The net investment income tax is an additional 3.8% levy on the investment income of taxpayers with MAGIs above certain levels. Married joint filers with MAGI above $250,000 and unmarried taxpayers with MAGIs above $200,000 are subject to the tax. The NIIT is in addition to other income and capital gains taxes on investment income.
When computing the NIIT, MAGI is AGI plus tax-free foreign earned income.
When an individual or the individual’s spouse is covered by an employer retirement plan, a deduction for a contribution to a traditional IRA is phased out when MAGI exceeds $123,000 for a married couple filing jointly or $77,000 for an unmarried taxpayer. Those numbers are indexed for inflation each year.
When determining if a traditional IRA contribution can be deducted, MAGI is AGI plus deductions for IRA contributions, student loan interest paid, savings bond interest excluded from gross income, tax-free adoption benefits, foreign earned income, foreign housing exclusion, and any foreign housing deduction.
The amount that can be contributed to a Roth IRA is phased out as MAGI rises. A taxpayer can’t make a contribution to a Roth IRA when MAGI exceeds $240,000 for a married taxpayer filing jointly or $161,000 for an unmarried taxpayer. Those numbers also are indexed for inflation.
MAGI for determining Roth IRA contributions begins with the same computation used for determining whether a contribution to a traditional IRA contribution is deductible.

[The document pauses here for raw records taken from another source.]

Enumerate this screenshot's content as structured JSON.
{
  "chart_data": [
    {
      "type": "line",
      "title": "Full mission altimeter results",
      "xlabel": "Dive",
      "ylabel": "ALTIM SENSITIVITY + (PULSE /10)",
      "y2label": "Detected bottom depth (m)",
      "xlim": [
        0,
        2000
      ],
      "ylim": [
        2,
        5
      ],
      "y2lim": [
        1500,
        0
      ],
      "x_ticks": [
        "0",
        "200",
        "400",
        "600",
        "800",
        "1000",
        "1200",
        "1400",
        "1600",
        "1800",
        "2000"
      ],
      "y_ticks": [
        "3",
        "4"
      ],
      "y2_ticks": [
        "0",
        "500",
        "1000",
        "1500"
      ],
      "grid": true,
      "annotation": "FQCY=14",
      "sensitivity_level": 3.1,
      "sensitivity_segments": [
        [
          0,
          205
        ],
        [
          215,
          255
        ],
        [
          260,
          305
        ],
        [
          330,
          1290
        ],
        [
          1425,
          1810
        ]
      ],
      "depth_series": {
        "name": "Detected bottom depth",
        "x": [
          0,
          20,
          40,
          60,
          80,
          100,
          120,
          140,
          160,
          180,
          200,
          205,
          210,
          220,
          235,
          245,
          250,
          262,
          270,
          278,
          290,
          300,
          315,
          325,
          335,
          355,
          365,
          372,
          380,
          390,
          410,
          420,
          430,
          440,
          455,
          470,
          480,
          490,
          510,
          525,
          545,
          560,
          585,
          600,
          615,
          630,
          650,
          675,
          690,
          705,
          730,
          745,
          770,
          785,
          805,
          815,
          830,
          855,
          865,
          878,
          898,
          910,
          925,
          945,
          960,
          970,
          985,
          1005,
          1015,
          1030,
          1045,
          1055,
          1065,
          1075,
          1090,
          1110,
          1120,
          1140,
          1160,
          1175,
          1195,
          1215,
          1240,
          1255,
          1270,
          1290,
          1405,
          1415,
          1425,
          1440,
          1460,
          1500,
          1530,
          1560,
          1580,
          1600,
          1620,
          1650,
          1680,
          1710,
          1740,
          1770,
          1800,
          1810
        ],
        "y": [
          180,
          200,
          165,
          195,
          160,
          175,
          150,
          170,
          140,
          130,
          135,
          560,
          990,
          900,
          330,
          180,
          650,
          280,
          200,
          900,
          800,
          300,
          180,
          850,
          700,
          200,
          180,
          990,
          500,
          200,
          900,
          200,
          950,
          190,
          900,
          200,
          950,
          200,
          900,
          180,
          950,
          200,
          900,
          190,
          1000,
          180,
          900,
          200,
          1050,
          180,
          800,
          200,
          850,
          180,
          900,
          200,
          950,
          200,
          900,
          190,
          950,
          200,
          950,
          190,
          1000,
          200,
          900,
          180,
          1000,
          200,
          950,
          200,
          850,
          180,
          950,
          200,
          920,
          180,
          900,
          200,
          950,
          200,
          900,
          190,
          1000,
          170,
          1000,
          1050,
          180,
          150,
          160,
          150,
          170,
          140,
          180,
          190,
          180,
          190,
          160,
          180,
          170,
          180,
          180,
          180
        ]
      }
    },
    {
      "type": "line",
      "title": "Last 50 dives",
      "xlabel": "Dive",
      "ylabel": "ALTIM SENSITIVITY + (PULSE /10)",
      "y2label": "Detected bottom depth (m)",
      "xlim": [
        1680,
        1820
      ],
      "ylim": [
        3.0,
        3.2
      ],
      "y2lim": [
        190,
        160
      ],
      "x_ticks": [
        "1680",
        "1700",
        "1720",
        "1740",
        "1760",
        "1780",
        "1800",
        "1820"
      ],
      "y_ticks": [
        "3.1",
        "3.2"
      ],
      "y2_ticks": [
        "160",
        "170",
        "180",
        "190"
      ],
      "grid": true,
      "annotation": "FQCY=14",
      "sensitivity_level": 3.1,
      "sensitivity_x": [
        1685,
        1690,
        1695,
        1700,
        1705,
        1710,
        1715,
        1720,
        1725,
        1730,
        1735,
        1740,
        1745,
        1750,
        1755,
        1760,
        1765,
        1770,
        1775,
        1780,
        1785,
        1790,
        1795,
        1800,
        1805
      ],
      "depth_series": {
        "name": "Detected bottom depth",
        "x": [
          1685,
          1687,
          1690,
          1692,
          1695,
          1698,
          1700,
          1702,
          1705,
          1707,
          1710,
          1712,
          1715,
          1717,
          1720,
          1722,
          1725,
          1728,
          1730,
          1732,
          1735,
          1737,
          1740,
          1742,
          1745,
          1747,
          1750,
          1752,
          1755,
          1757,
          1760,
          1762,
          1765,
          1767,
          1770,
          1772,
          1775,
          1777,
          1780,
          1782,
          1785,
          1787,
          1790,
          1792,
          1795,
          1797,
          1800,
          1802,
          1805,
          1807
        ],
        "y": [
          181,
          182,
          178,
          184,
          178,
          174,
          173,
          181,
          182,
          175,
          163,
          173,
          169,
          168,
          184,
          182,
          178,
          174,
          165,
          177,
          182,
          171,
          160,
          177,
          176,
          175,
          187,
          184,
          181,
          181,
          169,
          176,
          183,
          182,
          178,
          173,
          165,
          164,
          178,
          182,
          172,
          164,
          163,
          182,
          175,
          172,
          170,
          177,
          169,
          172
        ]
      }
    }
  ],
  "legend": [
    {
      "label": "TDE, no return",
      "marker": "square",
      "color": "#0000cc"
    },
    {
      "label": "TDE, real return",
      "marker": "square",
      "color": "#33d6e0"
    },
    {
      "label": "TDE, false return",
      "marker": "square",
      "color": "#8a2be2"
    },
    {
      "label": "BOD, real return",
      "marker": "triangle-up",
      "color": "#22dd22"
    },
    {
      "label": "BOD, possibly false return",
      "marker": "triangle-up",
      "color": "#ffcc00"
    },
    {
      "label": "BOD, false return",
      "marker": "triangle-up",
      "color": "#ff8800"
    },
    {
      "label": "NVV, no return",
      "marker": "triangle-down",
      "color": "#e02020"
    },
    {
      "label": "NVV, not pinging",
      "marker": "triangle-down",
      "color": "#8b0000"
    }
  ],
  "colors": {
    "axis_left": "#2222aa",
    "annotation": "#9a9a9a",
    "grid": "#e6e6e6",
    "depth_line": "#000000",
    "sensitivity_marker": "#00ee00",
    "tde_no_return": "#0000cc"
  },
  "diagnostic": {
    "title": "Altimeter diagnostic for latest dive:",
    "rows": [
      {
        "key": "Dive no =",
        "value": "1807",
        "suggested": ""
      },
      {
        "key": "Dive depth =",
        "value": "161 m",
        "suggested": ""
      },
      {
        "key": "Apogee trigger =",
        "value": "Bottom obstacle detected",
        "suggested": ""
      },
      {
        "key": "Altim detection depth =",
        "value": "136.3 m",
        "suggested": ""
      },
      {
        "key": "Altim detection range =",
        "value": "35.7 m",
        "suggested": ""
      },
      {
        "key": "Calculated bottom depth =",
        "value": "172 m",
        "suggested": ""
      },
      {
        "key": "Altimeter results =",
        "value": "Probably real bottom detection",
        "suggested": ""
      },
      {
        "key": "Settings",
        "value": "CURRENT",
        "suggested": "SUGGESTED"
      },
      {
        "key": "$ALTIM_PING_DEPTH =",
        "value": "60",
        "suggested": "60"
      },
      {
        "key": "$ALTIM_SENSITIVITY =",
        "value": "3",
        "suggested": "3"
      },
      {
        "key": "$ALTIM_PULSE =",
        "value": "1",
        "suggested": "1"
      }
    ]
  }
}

Then, subtract any income recognized for converting a traditional IRA to a Roth IRA or for making a rollover from a retirement plan such as a 401(k) to a Roth IRA.
There are other tax breaks that are reduced or disappear when the taxpayer has MAGI exceeding certain levels. These Stealth Taxes generally don’t affect retirees, so I won’t discuss them in detail.
One such Stealth Tax is the limit on contributions to Coverdell education savings accounts.
There also are a group of tax credits that are reduced as MAGI rises. These credits include the child tax credit, medical insurance premium tax credit, lifetime learning tax credit, and American Opportunity tax credit. The ability to deduct interest on student loans also is reduced as MAGI rises.
You can see that the key to reducing or eliminating Stealth Taxes in retirement is to reduce MAGI, with the focus being on reducing AGI.
Know the MAGI levels that trigger or increase Stealth Taxes and monitor your income during the year. Then, consider the level of your MAGI before deciding how to take additional cash from financial accounts.
You might decide to avoid increasing AGI or MAGI by taking a tax-free distribution from a Roth IRA or health savings account. Or you might decide it is safe to take a taxable distribution from a traditional IRA or other account.